Smith hasn’t forgotten about those Cure albums, though. “Probably in about six weeks time I’ll be able to say when everything’s coming out and what we’re doing next year and everything … We were doing two albums and one of them’s very, very doom and gloom and the other one isn’t,” he said. “And they’re both very close to being done. I just have to decide who’s going to mix them. That’s really all I’ve got left to do.”
“I must admit,” he says, with sadness, “I’ve struggled more with finishing the words to these new Cure recordings than at any other point. We recorded 20-odd songs and I wrote nothing. I mean, I wrote a lot, but at the end I looked at it and thought, ‘This is rubbish.’ The difficulty is I’ve become such a harsh critic of myself I think, ‘Who’s going to be interested in that?’ It is really that bad. I was listening, thinking this is the best music this band has made and my words are drivel.

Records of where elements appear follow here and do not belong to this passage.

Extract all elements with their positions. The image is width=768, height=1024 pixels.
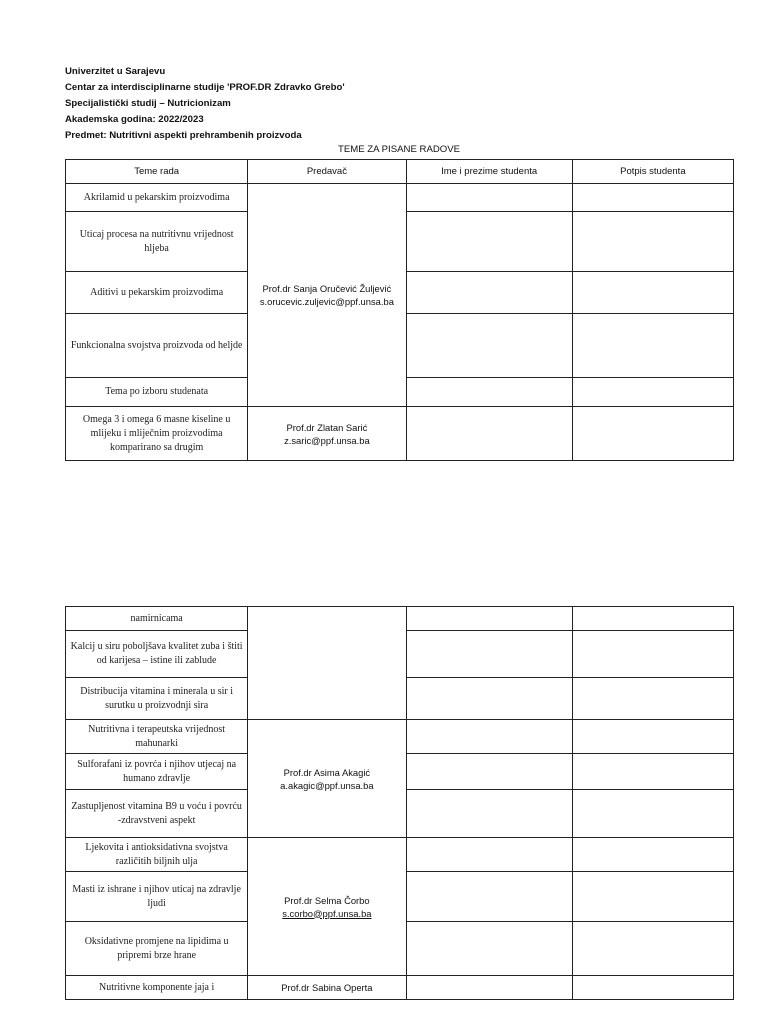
topic-cell: Omega 3 i omega 6 masne kiseline u mlijeku i mliječnim proizvodima komparirano sa drugim bbox=[66, 407, 248, 461]
student-signature-field[interactable] bbox=[572, 272, 733, 314]
topic-cell: Aditivi u pekarskim proizvodima bbox=[66, 272, 248, 314]
student-signature-field[interactable] bbox=[572, 754, 733, 790]
student-name-field[interactable] bbox=[406, 976, 572, 1000]
student-signature-field[interactable] bbox=[572, 212, 733, 272]
table-header-row bbox=[66, 160, 734, 184]
course-subject: Predmet: Nutritivni aspekti prehrambenih proizvoda bbox=[65, 130, 302, 141]
lecturer-name: Prof.dr Sabina Operta bbox=[281, 982, 373, 993]
topics-table-part-2 bbox=[65, 606, 734, 1000]
topic-cell: Funkcionalna svojstva proizvoda od heljde bbox=[66, 314, 248, 378]
topic-cell: Zastupljenost vitamina B9 u voću i povrću -zdravstveni aspekt bbox=[66, 790, 248, 838]
lecturer-email: a.akagic@ppf.unsa.ba bbox=[280, 779, 374, 791]
student-name-field[interactable] bbox=[406, 678, 572, 720]
lecturer-name: Prof.dr Selma Čorbo bbox=[284, 894, 370, 906]
topic-cell: Kalcij u siru poboljšava kvalitet zuba i štiti od karijesa – istine ili zablude bbox=[66, 631, 248, 678]
student-name-field[interactable] bbox=[406, 754, 572, 790]
lecturer-cell bbox=[248, 976, 406, 1000]
table-row bbox=[66, 607, 734, 631]
student-signature-field[interactable] bbox=[572, 976, 733, 1000]
topic-cell: Ljekovita i antioksidativna svojstva različitih biljnih ulja bbox=[66, 838, 248, 872]
student-signature-field[interactable] bbox=[572, 631, 733, 678]
student-signature-field[interactable] bbox=[572, 314, 733, 378]
student-name-field[interactable] bbox=[406, 184, 572, 212]
center-name: Centar za interdisciplinarne studije 'PROF.DR Zdravko Grebo' bbox=[65, 82, 345, 93]
student-name-field[interactable] bbox=[406, 607, 572, 631]
student-name-field[interactable] bbox=[406, 922, 572, 976]
column-header-lecturer: Predavač bbox=[248, 160, 406, 184]
lecturer-name: Prof.dr Asima Akagić bbox=[283, 766, 371, 778]
student-name-field[interactable] bbox=[406, 720, 572, 754]
document-header bbox=[65, 64, 345, 144]
topic-cell: Nutritivne komponente jaja i bbox=[66, 976, 248, 1000]
table-row bbox=[66, 838, 734, 872]
student-name-field[interactable] bbox=[406, 378, 572, 407]
student-name-field[interactable] bbox=[406, 872, 572, 922]
student-name-field[interactable] bbox=[406, 272, 572, 314]
lecturer-cell-empty bbox=[248, 607, 406, 720]
lecturer-name: Prof.dr Sanja Oručević Žuljević bbox=[262, 283, 392, 294]
student-name-field[interactable] bbox=[406, 212, 572, 272]
topic-cell: Sulforafani iz povrća i njihov utjecaj na humano zdravlje bbox=[66, 754, 248, 790]
topic-cell: Oksidativne promjene na lipidima u pripremi brze hrane bbox=[66, 922, 248, 976]
student-signature-field[interactable] bbox=[572, 922, 733, 976]
lecturer-name: Prof.dr Zlatan Sarić bbox=[286, 421, 368, 433]
table-row bbox=[66, 976, 734, 1000]
lecturer-cell bbox=[248, 838, 406, 976]
topic-cell: Nutritivna i terapeutska vrijednost mahunarki bbox=[66, 720, 248, 754]
student-signature-field[interactable] bbox=[572, 678, 733, 720]
student-signature-field[interactable] bbox=[572, 378, 733, 407]
topic-cell: Akrilamid u pekarskim proizvodima bbox=[66, 184, 248, 212]
study-program: Specijalistički studij – Nutricionizam bbox=[65, 98, 231, 109]
student-signature-field[interactable] bbox=[572, 720, 733, 754]
student-name-field[interactable] bbox=[406, 314, 572, 378]
academic-year: Akademska godina: 2022/2023 bbox=[65, 114, 204, 125]
topic-cell: Uticaj procesa na nutritivnu vrijednost hljeba bbox=[66, 212, 248, 272]
student-name-field[interactable] bbox=[406, 407, 572, 461]
table-row bbox=[66, 184, 734, 212]
lecturer-cell bbox=[248, 407, 406, 461]
student-signature-field[interactable] bbox=[572, 838, 733, 872]
student-name-field[interactable] bbox=[406, 790, 572, 838]
lecturer-email[interactable]: s.corbo@ppf.unsa.ba bbox=[282, 907, 372, 919]
lecturer-cell bbox=[248, 720, 406, 838]
column-header-student: Ime i prezime studenta bbox=[406, 160, 572, 184]
topic-cell: namirnicama bbox=[66, 607, 248, 631]
lecturer-cell bbox=[248, 184, 406, 407]
column-header-topic: Teme rada bbox=[66, 160, 248, 184]
student-signature-field[interactable] bbox=[572, 790, 733, 838]
lecturer-email: z.saric@ppf.unsa.ba bbox=[284, 434, 370, 446]
topic-cell: Tema po izboru studenata bbox=[66, 378, 248, 407]
student-signature-field[interactable] bbox=[572, 872, 733, 922]
student-signature-field[interactable] bbox=[572, 607, 733, 631]
topic-cell: Distribucija vitamina i minerala u sir i surutku u proizvodnji sira bbox=[66, 678, 248, 720]
student-signature-field[interactable] bbox=[572, 407, 733, 461]
topic-cell: Masti iz ishrane i njihov uticaj na zdravlje ljudi bbox=[66, 872, 248, 922]
table-caption: TEME ZA PISANE RADOVE bbox=[337, 144, 461, 155]
student-name-field[interactable] bbox=[406, 838, 572, 872]
table-row bbox=[66, 407, 734, 461]
lecturer-email: s.orucevic.zuljevic@ppf.unsa.ba bbox=[259, 296, 394, 307]
university-name: Univerzitet u Sarajevu bbox=[65, 66, 166, 77]
topics-table-part-1 bbox=[65, 159, 734, 461]
student-signature-field[interactable] bbox=[572, 184, 733, 212]
table-row bbox=[66, 720, 734, 754]
column-header-signature: Potpis studenta bbox=[572, 160, 733, 184]
student-name-field[interactable] bbox=[406, 631, 572, 678]
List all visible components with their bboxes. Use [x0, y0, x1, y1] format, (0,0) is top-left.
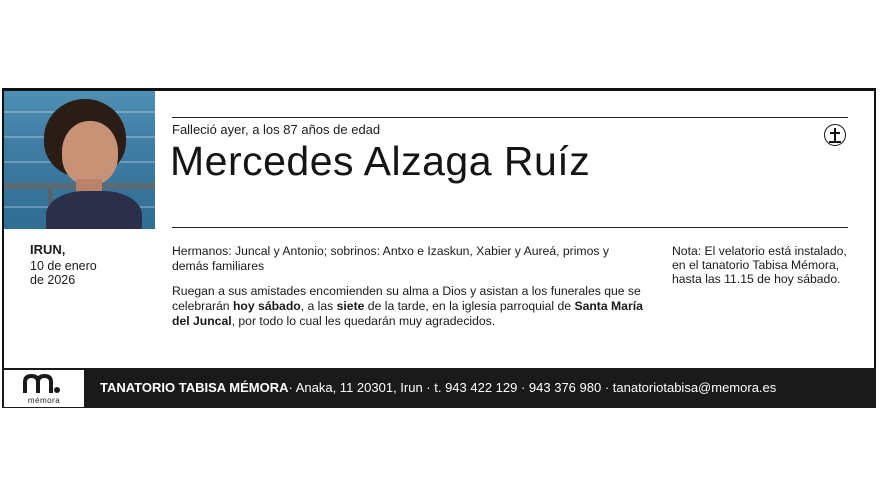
notice-text-2: , a las — [300, 299, 337, 313]
funeral-notice — [172, 284, 647, 329]
date-line-2: de 2026 — [30, 273, 76, 287]
city: IRUN, — [30, 242, 66, 257]
deceased-name: Mercedes Alzaga Ruíz — [170, 138, 591, 184]
company-details: · Anaka, 11 20301, Irun · t. 943 422 129 · 943 376 980 · tanatoriotabisa@memora.es — [288, 380, 777, 395]
notice-time: siete — [336, 299, 365, 313]
notice-church: Santa María del Juncal — [172, 299, 643, 328]
date-line-1: 10 de enero — [30, 259, 97, 273]
death-date — [30, 259, 140, 287]
notice-text-1: Ruegan a sus amistades encomienden su alma a Dios y asistan a los funerales que se celebrarán — [172, 284, 641, 313]
middle-divider — [172, 227, 848, 228]
notice-text-3: de la tarde, en la iglesia parroquial de — [364, 299, 575, 313]
company-name: TANATORIO TABISA MÉMORA — [100, 380, 289, 395]
wake-note: Nota: El velatorio está instalado, en el tanatorio Tabisa Mémora, hasta las 11.15 de hoy sábado. — [672, 244, 847, 286]
top-divider — [172, 117, 848, 118]
cross-icon — [824, 124, 846, 146]
portrait-photo — [4, 91, 155, 229]
footer-info — [100, 380, 776, 395]
notice-text-4: , por todo lo cual les quedarán muy agradecidos. — [231, 314, 496, 328]
cross-base — [829, 141, 841, 143]
memora-logo-icon — [22, 374, 62, 394]
family-list: Hermanos: Juncal y Antonio; sobrinos: Antxo e Izaskun, Xabier y Aureá, primos y demás familiares — [172, 244, 609, 273]
age-line: Falleció ayer, a los 87 años de edad — [172, 122, 381, 137]
notice-day: hoy sábado — [232, 299, 301, 313]
logo-wordmark: mémora — [27, 396, 61, 405]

“Last year I just gave up. I thought, ‘I can’t do it. They can all be instrumentals.’ And this year I sort of came back to it. Last year was difficult for a number of reasons, not least the pandemic, but what I wrote this year I have enjoyed.”
Yet it is still a struggle. “You write a certain number of songs and, honestly, you repeat yourself,” he admits. “How many things are there to write about? Seven stories or something? You try to find different words for something and it steps out of your normal use of language and sounds terrible. I want to sing as I speak and my vocabulary is reasonably OK, so I thought, ‘I’ll put “undulating” in a song.’ That is one I tried. Then I think, ‘You’re not singing f***ing “undulating”!’ ”
“The new Cure stuff is very emotional,” he says. “It’s ten years of life distilled into a couple of hours of intense stuff. I can’t think we’ll ever do anything else.”